Publié en 1974 par Maeght, il n’existe pas plus brillant témoignage que ce lien unissant poésie et peinture. En un survol élogieux de l’œuvre du peintre, André Pieyre de Mandiargues fait son autoportrait, toute bribes dehors et en traduisant le monde multiple d’un tel créateur. Selon l’auteur, pour Chagall il n’y a pas un seul séjour pour la vie. Il a animé des fous qu’il fallut faire plus dissipés que lui mais qui tournoient autour du poète. C’est comme un carrousel qui s’est emballé même si le peintre entouré des siens s’est enfermé dans son univers pictural.
Il y pansa ses plaies. Tout se passait comme si sa tête n’était pas guérie par peur de son ombre mais l’artiste sut offrir un éclairage surréaliste face au désarroi dans des situations où tout homme réel n’arrive jamais. Bref? ses personnages sont restés dans la maison des fous en un monde dont le peintre éprouvait la nostalgie. Il avait besoin d’eux et De Mandiargues de leurs antres, entre amertume et joie d’être parmi les siens. Revoilà ici, cheveux argent, l’élégant sibyllin créateur d’un univers d’autres terres et peuples.
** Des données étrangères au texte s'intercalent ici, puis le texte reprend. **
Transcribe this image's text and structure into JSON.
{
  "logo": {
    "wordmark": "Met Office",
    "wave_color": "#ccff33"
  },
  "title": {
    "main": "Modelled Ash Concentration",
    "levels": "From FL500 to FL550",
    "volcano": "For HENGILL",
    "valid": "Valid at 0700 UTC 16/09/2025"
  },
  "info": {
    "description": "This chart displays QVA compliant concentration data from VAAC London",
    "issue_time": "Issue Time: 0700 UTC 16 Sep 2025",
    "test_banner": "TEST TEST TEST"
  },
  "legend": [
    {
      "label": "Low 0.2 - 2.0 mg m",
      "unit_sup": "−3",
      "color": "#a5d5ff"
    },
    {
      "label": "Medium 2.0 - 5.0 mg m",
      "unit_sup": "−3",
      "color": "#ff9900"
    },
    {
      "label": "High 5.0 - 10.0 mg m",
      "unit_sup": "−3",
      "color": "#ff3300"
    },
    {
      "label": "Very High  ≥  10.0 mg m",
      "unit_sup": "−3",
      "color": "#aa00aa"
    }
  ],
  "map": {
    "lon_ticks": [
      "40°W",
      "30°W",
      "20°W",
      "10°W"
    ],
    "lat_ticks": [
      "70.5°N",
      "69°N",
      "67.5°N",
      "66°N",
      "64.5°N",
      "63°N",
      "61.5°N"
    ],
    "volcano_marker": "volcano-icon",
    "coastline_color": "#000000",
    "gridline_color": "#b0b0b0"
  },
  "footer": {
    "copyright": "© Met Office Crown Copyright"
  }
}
Le poète rappelle que ce qui naît meurt et revit parfois près des maisons négligées dressées vers le ciel. Reste une fantaisie pour toujours sur des rives étroites et bancales et en pleins bonds faisant briller certains flotteurs cherchant du réconfort dans des images fragiles, agitées par le vent. Ils ont autant de vie qu’un souffle qui pourrait glaner, à la lune de minuit, des nuages d’étain teintés filant à toute vitesse.
jean-paul gavard-perret
André Pieyre de Mandiargues, Chagall, Fata Morgana, Fontfroide le Haut, 2024, 80 p. — 18,00 €.